Он теперь был одет, и мы стояли рядом на высоком утесе над морем. Он смотрел на меня хмурясь, сощурив глаза. Потом отвернулся.
— Ну хорошо… вы, наверно… ну да, конечно… ладно. Честно говоря, я немножко ошарашен. Я рад, что вы это сказали — насчет того, что я вам нужен сам по себе. А то я не был уверен. Я вам верю… кажется. Смешно, я о вас всю жизнь думал и всегда знал, что когда-нибудь придется поехать на вас посмотреть, но все откладывал, потому что боялся. Думал, что, если вы меня оттолкнете… ну, то есть решите, что я враль и попрошайка, что меня интересуют деньги и все такое… а ведь вы вполне могли так подумать, ведь все очень странно… для меня это был бы страшный удар. Даже не знаю, как бы я это пережил. Я бы почувствовал себя обесчещенным на всю жизнь. Очень многое было поставлено на карту.

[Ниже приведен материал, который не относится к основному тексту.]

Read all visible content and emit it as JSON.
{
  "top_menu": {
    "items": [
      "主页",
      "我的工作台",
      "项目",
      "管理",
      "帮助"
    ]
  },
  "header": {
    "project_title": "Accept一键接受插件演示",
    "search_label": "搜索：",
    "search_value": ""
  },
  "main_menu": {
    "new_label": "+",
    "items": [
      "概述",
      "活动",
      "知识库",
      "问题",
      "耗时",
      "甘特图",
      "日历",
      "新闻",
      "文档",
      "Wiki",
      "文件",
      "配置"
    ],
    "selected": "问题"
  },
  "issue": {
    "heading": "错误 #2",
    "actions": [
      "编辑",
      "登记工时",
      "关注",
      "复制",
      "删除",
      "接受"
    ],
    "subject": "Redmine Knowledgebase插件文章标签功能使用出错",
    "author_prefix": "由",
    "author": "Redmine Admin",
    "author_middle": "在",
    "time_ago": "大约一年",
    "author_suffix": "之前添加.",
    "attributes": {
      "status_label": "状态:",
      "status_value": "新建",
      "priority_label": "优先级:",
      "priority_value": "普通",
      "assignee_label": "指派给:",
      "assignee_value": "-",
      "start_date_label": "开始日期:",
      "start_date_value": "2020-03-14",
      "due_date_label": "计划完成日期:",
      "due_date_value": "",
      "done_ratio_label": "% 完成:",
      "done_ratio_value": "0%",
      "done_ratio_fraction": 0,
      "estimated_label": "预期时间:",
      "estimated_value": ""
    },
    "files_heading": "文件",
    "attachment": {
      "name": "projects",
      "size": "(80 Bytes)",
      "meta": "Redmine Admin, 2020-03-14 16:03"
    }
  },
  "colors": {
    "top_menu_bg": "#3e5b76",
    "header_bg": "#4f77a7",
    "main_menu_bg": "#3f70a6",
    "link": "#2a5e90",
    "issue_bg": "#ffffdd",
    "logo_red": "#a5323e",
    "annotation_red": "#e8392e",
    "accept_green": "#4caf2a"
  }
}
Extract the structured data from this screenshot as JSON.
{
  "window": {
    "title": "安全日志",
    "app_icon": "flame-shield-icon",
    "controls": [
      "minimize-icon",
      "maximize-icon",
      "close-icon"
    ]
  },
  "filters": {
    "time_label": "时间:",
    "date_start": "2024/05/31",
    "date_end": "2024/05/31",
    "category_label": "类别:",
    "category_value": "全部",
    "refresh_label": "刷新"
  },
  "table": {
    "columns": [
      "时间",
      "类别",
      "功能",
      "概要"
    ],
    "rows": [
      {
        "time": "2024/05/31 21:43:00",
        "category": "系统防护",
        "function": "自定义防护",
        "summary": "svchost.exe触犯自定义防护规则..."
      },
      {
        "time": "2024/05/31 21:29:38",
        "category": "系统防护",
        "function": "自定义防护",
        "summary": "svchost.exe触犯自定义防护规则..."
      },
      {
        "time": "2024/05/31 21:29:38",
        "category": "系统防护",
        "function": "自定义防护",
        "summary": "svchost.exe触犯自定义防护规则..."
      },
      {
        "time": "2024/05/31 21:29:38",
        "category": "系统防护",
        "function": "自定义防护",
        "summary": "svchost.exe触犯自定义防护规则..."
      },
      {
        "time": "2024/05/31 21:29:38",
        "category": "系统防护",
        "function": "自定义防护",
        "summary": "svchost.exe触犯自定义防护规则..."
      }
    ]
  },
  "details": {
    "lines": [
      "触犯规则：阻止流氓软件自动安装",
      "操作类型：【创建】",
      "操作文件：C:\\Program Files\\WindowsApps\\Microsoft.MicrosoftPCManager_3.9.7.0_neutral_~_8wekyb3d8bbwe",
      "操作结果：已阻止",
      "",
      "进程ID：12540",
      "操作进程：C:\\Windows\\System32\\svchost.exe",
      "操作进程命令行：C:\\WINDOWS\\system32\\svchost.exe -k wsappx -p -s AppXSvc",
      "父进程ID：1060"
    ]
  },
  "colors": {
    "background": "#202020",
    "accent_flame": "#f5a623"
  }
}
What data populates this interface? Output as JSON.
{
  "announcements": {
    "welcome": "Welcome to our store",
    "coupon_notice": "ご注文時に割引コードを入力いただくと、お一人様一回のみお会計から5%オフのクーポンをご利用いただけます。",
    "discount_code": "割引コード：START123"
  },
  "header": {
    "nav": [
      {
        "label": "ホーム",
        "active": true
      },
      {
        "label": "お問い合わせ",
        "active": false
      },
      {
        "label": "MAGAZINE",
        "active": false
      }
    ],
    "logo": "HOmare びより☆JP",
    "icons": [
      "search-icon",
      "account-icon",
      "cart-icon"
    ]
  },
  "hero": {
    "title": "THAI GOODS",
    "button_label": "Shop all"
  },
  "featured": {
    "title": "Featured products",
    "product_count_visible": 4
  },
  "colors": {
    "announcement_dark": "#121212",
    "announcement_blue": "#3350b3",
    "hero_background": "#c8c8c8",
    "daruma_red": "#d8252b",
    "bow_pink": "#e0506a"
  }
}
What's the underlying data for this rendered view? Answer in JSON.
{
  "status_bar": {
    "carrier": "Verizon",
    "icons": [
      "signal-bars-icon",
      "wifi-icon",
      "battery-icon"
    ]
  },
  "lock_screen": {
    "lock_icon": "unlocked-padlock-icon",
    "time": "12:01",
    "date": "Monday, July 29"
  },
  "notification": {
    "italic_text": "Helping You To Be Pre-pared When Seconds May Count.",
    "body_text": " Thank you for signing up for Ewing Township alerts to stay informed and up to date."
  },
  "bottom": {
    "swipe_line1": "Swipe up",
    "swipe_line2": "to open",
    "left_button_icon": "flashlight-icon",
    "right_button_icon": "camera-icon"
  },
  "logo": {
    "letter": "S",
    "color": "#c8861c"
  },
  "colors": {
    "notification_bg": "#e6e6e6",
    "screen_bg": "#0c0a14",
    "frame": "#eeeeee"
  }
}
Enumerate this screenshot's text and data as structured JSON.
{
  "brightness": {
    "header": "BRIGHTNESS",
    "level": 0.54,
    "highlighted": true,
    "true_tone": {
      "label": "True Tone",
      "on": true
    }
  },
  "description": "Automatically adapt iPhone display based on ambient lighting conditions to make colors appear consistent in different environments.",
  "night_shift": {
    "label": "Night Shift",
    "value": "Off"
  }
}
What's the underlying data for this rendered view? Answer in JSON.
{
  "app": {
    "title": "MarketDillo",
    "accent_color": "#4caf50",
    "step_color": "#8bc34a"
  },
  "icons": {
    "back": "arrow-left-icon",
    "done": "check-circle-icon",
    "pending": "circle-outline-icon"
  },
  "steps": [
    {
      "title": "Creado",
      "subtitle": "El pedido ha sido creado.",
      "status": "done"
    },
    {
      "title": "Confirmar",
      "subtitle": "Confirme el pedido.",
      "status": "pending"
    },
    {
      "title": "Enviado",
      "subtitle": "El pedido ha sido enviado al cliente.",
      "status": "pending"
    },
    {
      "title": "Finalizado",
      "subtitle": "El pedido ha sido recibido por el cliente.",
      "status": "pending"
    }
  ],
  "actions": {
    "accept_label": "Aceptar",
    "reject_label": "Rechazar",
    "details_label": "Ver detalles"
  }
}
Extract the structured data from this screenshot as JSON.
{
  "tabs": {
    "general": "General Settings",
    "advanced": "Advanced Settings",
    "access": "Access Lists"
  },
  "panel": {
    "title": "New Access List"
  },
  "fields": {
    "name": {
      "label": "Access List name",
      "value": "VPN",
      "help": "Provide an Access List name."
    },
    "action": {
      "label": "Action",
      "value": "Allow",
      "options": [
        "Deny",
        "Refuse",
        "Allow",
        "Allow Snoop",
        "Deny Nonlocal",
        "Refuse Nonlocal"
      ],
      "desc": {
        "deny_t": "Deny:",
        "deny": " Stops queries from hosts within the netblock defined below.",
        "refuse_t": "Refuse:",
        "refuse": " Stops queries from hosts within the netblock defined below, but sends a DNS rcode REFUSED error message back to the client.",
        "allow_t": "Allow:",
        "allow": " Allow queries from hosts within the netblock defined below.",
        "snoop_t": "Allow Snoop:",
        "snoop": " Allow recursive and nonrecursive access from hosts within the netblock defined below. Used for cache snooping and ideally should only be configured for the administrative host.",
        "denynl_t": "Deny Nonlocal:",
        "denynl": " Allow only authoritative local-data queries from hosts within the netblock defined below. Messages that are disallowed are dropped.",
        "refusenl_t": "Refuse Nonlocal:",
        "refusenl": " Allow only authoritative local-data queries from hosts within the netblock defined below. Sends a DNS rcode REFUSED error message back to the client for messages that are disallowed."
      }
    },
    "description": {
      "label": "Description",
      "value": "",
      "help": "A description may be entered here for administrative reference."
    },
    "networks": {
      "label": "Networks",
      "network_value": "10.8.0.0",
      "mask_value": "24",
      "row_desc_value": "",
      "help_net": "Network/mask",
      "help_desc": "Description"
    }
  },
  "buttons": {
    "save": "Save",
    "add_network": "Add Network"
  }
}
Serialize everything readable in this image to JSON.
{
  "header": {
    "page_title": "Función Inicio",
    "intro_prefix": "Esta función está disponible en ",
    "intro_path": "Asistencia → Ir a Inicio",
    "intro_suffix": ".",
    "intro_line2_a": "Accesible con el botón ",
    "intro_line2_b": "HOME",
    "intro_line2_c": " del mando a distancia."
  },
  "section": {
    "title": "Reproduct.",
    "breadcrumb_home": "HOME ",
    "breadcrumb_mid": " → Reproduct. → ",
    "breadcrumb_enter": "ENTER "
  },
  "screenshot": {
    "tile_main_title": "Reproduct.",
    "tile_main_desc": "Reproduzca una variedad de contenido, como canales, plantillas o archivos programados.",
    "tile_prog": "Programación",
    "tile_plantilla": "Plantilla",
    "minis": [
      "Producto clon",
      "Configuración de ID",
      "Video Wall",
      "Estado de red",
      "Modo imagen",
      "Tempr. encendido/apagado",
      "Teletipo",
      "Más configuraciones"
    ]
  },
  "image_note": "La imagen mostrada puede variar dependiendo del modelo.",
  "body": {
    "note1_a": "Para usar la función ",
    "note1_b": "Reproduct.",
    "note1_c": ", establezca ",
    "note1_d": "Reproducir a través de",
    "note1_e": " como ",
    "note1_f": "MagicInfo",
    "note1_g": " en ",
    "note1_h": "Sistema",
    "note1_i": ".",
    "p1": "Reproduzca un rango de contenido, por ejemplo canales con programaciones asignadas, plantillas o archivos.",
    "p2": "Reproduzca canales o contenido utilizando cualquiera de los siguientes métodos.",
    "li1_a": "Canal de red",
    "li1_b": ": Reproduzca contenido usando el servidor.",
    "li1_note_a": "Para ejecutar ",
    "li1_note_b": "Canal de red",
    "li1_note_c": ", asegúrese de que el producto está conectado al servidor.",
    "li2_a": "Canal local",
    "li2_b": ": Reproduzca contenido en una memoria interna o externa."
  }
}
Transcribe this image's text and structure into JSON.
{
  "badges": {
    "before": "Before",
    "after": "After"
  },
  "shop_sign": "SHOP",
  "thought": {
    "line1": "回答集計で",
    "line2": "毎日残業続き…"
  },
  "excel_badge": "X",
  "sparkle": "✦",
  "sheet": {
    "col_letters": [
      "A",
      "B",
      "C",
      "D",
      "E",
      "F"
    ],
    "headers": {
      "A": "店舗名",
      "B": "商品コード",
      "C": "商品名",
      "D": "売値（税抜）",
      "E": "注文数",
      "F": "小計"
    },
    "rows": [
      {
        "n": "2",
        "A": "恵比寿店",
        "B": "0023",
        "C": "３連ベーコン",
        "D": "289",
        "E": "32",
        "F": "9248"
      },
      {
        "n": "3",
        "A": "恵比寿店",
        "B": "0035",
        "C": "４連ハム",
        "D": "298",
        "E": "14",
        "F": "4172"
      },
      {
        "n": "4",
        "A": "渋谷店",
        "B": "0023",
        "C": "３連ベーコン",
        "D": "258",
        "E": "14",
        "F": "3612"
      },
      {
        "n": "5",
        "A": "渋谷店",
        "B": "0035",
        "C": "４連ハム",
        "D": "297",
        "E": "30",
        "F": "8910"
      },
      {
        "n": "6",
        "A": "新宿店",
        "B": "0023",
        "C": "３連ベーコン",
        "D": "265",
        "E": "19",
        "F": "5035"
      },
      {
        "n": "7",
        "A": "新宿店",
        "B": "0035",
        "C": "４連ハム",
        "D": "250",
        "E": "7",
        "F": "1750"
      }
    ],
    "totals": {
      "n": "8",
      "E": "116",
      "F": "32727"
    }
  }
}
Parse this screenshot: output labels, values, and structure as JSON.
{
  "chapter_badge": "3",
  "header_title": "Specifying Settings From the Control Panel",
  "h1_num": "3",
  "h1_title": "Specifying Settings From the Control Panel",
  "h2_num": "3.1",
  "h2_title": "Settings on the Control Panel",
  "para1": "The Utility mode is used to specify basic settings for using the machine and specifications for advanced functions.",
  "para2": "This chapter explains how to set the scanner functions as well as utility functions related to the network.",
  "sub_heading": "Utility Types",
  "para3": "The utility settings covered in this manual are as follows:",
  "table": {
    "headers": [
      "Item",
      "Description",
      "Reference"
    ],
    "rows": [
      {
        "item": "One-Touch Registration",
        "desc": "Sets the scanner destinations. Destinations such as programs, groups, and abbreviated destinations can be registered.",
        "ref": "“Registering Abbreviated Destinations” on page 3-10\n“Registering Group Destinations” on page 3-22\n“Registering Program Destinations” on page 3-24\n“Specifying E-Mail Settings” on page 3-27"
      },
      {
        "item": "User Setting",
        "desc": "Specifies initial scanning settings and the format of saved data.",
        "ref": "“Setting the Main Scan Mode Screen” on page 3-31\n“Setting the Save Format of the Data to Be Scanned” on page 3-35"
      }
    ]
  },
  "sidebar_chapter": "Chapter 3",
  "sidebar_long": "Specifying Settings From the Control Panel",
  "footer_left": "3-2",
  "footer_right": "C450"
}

— Да, многое, но хотя бы в этом отношении все хорошо. Мы поняли друг друга. И не потеряем друг друга.
— Это произошло так быстро…
— И быстро, и легко, потому что так и должно было получиться.
— Ну что ж, попробую, а что это значит — одному Богу ведомо, вы сами так сказали. Но я согласен, во всяком случае, попробую.
Он протянул мне руку, я стиснул ее, и мы постояли так, растроганные и смущенные.
А потом с шоссе донеслись громкие, настойчивые гудки Гилбертова клаксона.
— Это он! — Я вздрогнул и полез по камням к дому. Титус обогнал меня, в два прыжка пересек лужайку. У кухонной двери он налетел на Гилберта.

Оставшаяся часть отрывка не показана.